Abri os olhos e varri ao redor de mim, tudo estava normal. Grande diferença. Movi minhas mãos só para sentir meus dedos, as correntes já não incomodavam há algumas décadas.

É, eu acho.

Levantei a cabeça e fitei o teto da tumba, não estava muito diferente do que ontem, antes de ontem, semana passada, mês passado... Céus, há quanto tempo eu estava aqui?

O que estava acontecendo? Nada.

Um rato passava por alguma parte da tumba, eu conseguia ouvir o barulho das pequenas patas se movendo, não sabia qual era, alguns dias atrás havia apelidado carinhosamente de Valerie, uma ratinha qualquer – nunca soube se era, de fato, fêmea –, mas na mesma rapidez, minha adorável companhia virou o jantar de uma cobra – não tão simpática quanto Valerie.

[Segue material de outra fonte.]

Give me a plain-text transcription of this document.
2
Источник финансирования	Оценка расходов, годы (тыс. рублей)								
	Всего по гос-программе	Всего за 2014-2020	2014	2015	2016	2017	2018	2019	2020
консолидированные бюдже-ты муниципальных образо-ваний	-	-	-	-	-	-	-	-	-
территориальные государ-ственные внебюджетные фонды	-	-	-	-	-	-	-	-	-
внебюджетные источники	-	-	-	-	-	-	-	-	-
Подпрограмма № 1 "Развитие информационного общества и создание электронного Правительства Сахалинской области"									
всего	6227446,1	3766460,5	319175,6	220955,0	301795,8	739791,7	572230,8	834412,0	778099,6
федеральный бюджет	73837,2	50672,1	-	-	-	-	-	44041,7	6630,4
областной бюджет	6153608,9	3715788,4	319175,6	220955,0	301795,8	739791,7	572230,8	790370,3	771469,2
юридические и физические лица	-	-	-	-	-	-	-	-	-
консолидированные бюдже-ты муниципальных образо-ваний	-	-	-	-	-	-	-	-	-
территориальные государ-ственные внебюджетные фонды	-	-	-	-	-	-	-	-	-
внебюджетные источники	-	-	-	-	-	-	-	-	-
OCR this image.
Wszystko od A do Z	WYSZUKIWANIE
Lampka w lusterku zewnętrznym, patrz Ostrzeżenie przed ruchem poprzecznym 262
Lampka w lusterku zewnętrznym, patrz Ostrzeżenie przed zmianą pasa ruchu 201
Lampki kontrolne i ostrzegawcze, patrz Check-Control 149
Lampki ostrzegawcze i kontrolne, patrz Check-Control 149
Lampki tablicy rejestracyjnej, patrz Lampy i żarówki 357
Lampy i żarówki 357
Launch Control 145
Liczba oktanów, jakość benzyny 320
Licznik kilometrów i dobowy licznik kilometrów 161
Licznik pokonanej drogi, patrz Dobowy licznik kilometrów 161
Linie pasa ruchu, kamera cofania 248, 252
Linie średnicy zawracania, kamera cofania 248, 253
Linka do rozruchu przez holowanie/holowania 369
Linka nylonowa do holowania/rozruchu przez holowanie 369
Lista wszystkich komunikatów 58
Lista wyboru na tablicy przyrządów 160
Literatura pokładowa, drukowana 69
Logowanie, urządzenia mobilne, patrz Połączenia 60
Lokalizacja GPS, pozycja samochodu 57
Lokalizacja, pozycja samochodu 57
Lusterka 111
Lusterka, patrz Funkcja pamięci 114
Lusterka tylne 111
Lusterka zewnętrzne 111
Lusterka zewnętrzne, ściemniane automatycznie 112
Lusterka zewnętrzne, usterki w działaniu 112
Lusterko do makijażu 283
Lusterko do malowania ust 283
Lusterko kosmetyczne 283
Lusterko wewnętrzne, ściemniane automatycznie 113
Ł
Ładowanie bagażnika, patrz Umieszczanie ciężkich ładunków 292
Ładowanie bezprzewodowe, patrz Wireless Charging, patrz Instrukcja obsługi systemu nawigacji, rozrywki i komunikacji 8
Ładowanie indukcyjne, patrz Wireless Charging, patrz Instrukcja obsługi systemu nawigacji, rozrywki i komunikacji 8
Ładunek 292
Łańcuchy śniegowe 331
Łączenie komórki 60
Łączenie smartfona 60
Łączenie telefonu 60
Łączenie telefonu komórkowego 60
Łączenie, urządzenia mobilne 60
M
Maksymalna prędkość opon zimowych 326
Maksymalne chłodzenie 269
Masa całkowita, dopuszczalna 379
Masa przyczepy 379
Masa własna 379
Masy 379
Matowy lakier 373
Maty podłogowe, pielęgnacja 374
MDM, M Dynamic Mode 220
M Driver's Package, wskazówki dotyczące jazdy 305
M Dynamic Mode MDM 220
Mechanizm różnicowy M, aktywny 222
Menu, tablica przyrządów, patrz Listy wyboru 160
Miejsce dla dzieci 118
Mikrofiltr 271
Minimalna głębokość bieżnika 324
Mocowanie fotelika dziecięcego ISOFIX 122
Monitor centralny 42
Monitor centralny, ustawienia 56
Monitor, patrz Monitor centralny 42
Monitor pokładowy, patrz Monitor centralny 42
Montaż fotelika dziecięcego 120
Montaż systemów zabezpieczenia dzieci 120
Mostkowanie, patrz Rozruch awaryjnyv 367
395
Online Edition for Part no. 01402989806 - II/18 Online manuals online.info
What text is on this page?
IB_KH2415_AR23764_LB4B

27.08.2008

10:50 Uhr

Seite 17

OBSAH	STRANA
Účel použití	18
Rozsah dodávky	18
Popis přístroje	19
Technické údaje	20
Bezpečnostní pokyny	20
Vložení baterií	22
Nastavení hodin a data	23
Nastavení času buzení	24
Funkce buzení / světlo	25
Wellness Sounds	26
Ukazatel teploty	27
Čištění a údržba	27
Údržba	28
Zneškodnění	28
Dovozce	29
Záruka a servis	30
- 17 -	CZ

Eu não sabia que horas eram, é dificil tentar se guiar pela luz quando se está presa numa tumba. Aqui sempre era escuro e eu tinha a impressão de ser gélido tambem, mesmo sabendo que nenhuma corrente de ar atravessava o local, além de tudo, era solitário. Nada diferente de como sempre era. Eu não sei se foi por pena dos outros ou se realmente é assim, mas a partir do momento que me prenderam aqui, eu fui obrigada a parar de sentir coisas, como fome ou calor, dor de cabeça ou vontade de fazer algo – tirando, claro, minha vontade eterna de sair dali.

Nos primeiros anos, eu ainda esperava que alguém aparecesse, que algum ser me tirasse daqui... Não é fácil assim, desde a queda, eu não tenho onde depositar algum pingo de esperança.